Pazar araştırması bir ülke için yapılıyorsa yukarıdaki araştırmaların yanı sıra ülkenin iş yapma mevzuatına, teşviklerine, politik ortamına, ekonomik istikrarına, iş gücüne, lojistik altyapısına, kültürel yapısına, coğrafi ve iklimsel özelliklerine de bakılması gerekir.  Ayrıca marka adının yaptığı çağrışımı da dikkate almaları gerekir.

1990’lı yıllarda Türkiye pazarına girmeye çalışan Amstel birası defalarca pazar araştırması yapmış, tüm koşullar uygun olmasına rağmen, adındaki handikaptan dolayı pazara girmeye cesaret edememiştir. Yaptırdığı her fokus grup araştırmasında denekler biranın adıyla dalga geçmişlerdir. (Götzen de pazara girmeden önce benzer bir araştırmayı yaptırsaydı eminim ülkemizde farklı bir adla yapı market açardı ve hala pazarda var olmaya devam ederdi.)
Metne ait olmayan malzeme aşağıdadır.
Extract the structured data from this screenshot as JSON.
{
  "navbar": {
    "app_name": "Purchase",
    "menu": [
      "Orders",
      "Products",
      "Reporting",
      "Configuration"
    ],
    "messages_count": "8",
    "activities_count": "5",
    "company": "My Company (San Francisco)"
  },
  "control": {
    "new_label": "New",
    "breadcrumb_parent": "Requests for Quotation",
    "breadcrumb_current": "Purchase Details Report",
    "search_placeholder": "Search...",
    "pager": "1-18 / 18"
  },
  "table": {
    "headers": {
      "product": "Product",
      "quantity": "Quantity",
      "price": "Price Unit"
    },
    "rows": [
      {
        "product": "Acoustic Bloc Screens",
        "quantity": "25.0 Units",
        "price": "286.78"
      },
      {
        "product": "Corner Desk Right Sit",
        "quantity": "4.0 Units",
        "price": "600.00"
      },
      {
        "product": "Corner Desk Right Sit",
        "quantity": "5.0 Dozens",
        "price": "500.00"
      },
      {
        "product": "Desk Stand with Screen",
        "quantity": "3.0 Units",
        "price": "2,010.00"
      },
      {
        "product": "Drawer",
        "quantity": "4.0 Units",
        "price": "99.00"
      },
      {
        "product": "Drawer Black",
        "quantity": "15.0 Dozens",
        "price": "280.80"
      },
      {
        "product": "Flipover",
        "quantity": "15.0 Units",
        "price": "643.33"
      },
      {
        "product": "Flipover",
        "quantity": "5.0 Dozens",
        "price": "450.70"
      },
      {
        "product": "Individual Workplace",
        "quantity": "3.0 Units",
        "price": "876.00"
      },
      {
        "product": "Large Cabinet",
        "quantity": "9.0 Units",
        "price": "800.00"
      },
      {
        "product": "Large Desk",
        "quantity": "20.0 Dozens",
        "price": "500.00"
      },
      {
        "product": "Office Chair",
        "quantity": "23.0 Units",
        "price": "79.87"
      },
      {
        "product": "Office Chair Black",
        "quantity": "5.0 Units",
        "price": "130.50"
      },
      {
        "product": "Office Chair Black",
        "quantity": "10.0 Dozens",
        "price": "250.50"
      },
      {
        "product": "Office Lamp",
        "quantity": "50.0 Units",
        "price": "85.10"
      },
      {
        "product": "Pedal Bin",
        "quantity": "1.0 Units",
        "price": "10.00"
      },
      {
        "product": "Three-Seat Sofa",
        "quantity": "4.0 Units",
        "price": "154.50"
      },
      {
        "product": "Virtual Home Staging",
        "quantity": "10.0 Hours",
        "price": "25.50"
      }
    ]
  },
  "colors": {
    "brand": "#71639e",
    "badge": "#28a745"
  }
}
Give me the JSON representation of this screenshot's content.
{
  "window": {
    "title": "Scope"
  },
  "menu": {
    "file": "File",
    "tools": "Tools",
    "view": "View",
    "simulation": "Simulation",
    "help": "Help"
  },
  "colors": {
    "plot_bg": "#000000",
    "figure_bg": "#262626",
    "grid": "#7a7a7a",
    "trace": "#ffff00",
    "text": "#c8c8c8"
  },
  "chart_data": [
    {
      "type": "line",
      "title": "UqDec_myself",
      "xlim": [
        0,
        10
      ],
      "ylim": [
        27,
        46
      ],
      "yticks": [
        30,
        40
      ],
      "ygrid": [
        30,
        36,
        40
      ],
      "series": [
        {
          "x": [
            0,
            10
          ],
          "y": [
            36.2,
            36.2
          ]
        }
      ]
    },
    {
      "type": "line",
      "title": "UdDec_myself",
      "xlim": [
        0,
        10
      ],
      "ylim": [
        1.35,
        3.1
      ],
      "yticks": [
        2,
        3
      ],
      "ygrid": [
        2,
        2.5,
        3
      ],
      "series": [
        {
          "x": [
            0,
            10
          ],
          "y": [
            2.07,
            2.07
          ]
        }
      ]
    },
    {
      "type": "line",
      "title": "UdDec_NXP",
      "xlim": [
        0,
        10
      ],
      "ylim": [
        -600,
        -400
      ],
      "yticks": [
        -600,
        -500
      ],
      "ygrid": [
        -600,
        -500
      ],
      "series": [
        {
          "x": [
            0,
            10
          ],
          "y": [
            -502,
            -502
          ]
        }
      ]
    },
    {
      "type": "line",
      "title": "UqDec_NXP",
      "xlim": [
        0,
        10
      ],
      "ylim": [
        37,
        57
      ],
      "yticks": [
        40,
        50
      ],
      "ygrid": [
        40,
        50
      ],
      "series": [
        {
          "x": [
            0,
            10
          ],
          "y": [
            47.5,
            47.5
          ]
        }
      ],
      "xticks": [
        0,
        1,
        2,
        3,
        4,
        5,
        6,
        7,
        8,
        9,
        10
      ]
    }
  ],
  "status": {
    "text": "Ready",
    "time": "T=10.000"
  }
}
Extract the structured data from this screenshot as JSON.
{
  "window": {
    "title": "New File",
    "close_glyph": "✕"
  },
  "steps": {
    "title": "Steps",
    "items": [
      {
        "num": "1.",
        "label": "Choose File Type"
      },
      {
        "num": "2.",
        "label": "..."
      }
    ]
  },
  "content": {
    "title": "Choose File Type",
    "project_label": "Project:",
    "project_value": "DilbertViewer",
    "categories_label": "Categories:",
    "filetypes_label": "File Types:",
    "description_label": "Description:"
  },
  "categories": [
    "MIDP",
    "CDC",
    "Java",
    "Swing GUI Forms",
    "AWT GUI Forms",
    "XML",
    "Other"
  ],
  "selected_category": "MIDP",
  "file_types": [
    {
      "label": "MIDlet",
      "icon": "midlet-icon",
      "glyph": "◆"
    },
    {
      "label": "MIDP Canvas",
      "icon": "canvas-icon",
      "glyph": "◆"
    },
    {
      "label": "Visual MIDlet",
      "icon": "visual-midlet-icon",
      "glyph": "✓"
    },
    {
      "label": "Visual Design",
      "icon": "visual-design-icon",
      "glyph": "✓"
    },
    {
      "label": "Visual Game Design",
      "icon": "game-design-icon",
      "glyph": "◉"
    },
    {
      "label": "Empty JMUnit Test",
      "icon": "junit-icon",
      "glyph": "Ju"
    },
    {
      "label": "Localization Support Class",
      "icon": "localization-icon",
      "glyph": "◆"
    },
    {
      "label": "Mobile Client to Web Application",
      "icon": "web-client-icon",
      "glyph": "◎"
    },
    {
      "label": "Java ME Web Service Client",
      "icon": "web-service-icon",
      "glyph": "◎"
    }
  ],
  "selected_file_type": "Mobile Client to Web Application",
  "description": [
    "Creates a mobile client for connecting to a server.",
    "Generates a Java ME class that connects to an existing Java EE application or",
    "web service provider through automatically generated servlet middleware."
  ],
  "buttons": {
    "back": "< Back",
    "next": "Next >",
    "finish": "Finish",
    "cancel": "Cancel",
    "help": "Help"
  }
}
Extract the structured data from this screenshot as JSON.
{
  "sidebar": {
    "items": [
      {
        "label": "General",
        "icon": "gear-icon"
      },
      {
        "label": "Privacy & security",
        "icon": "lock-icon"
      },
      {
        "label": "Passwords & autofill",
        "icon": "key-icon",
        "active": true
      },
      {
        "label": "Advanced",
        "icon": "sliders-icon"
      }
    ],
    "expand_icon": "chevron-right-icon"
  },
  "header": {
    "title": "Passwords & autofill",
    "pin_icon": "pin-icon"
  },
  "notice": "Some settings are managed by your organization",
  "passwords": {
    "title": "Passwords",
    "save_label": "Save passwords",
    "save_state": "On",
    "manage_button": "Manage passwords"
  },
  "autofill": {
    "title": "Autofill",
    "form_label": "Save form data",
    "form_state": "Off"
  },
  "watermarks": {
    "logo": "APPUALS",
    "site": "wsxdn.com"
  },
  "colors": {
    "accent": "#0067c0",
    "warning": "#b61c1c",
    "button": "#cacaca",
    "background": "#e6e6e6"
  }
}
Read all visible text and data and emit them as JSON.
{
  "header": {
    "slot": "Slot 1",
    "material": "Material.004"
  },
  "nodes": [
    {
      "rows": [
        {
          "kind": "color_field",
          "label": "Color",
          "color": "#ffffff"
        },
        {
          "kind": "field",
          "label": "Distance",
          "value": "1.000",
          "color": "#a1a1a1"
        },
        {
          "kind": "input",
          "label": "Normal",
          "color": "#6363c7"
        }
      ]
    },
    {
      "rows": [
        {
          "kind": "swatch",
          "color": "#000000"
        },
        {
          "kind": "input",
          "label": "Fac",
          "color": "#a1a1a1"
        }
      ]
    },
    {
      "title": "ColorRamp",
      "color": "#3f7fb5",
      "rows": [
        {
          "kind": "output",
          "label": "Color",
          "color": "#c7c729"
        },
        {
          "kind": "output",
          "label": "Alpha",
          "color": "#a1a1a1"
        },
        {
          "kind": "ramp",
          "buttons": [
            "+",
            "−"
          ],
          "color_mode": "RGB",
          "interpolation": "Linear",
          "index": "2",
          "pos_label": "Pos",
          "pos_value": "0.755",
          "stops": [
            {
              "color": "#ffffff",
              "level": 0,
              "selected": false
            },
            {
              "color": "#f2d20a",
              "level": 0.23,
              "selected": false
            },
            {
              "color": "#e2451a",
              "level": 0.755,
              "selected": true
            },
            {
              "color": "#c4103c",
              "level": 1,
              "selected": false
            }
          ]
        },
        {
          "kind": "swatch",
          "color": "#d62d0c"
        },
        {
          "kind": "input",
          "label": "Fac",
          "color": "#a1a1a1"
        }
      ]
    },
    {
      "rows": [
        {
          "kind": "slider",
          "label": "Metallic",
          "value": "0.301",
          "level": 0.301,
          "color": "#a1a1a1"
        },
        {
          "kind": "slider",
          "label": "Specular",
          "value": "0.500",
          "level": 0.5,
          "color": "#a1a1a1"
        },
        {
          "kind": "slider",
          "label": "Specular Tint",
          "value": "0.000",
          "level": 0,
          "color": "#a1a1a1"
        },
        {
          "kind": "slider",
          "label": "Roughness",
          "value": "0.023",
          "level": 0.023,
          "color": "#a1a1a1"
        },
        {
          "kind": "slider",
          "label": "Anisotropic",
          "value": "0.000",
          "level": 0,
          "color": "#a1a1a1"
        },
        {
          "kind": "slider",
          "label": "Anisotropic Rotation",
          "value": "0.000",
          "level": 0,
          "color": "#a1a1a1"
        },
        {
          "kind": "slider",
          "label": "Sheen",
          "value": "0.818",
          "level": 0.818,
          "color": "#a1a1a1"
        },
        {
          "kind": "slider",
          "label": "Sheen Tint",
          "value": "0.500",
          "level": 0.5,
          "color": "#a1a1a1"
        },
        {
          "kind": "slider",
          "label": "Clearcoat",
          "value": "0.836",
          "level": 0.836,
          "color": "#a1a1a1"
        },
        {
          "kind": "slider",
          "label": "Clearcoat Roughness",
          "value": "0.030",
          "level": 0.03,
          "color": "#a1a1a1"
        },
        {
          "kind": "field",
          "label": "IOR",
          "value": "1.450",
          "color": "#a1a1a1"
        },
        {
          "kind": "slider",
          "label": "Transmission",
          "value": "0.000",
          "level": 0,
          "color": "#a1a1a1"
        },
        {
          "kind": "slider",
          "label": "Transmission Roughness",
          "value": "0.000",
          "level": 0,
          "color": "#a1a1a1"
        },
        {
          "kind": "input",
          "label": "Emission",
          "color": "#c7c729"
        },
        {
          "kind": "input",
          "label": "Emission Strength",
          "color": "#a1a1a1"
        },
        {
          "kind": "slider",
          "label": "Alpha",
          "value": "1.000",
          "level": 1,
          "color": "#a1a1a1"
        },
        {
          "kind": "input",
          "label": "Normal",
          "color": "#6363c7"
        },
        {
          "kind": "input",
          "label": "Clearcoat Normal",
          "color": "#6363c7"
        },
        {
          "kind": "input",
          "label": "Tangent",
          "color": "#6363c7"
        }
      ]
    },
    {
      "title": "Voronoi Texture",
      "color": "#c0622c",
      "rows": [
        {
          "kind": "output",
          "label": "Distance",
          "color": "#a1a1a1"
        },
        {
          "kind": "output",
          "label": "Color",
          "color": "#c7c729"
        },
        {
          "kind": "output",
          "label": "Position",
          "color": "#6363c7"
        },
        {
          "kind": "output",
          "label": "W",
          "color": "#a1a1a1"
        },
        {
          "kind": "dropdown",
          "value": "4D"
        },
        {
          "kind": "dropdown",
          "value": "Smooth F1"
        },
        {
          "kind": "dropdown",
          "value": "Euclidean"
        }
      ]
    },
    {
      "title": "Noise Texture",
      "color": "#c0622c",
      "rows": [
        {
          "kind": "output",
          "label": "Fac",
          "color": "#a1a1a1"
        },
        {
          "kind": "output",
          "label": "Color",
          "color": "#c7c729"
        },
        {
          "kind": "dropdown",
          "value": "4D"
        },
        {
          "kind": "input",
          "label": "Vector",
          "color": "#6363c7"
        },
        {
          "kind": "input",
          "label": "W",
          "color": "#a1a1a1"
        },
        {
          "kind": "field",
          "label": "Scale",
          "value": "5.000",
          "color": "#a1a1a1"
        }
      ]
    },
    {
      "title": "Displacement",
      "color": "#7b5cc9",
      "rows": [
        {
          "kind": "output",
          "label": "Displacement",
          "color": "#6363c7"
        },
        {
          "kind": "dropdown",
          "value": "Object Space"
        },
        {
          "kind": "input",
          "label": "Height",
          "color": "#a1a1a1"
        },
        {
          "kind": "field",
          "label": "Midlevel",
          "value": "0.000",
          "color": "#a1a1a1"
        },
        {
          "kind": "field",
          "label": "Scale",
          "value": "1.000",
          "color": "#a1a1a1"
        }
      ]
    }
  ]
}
Hiç unutmam, Çin’in uluslararası sermayeye geçit verdiği 1990’lı yıllarda eskinin ünlü sakız markası Baycan, 1 milyar ağızdan etkilenerek Çin’de sakız fabrikası kurmaya karar vermişti. Uzun yıllardır satmanın ve çiğnemenin yasak olduğu sakız da henüz yeni özgürlüğüne kavuşmuştu Çin’de. Baycan’ın sahipleri sezgilerine dayanarak, dolayısıyla hiç pazarlama araştırması yapmayarak, Çin’de fabrika kurmaya kalktılar. 1990’lı yıllara kadar Baycan sakız piyasamızın lideriydi. Öyle ki yabancı sakız markaları Türkiye pazarı ne tür sakızlardan hoşlanır diye uzun yıllardır araştırma yapıyor ve damla sakızdan başka bir şeyin çiğnenmediğini gördükleri için de Türkiye pazarına girmiyorlardı. Damla sakızın en güzelini ve en çok satılanını da Baycan üretiyordu. Baycan gözünü Çin’e diktiği sıralarda Türk insanının farklı sakızlara geçme zamanının geldiğini pazar araştırmalarıyla keşfeden yabancı firmalar Türkiye pazarına giriş yaptılar. Yani eller farklı ürünler ile Türkiye pazarına girerken, Baycan damla sakızıyla Çin’e girmeye çalışıyordu. Kapalı komünist ekonomisi yabancılara çok tereddütle baktıkları için fabrika yapımı ve izinler yıllar sürdü. Baycan,  Türkiye pazarında kazandığı her şeyi Çin’e yatırdı ve hatta banka kredisi kullanmaya başladı. Derken Çin’de üretim ve dağıtım başladı. Ama Çinliler sakız almıyorlardı. Çünkü sakız çiğneme kültürleri ve alışkanlıkları yoktu. Baycan en nihayetinde 5-6 yıllık Çin macerasını sona erdirdi. Ama firmanın ekonomisi bozulmuş ve iç piyasayı yerli ve yabancı rakiplere kaptırmıştı. Önce Ülker ile ortaklık yaptılar, ardından da tamamını Ülker’e sattılar. Duyduğuma göre Çin’liler artık çok sakız çiğniyormuş. Hem damla hem de farklı tatlara sahip draje sakızlar yok satıyormuş.

Baycan, bırakın Çin’i, zamanında kendi ülkesinde dahi pazar araştırması yaptırsaydı, belki de bugün dünyanın en büyük sakız üreticilerinden biri olabilirdi.

Kısacası pazar araştırması yapmazsanız tarih bile olabilirsiniz.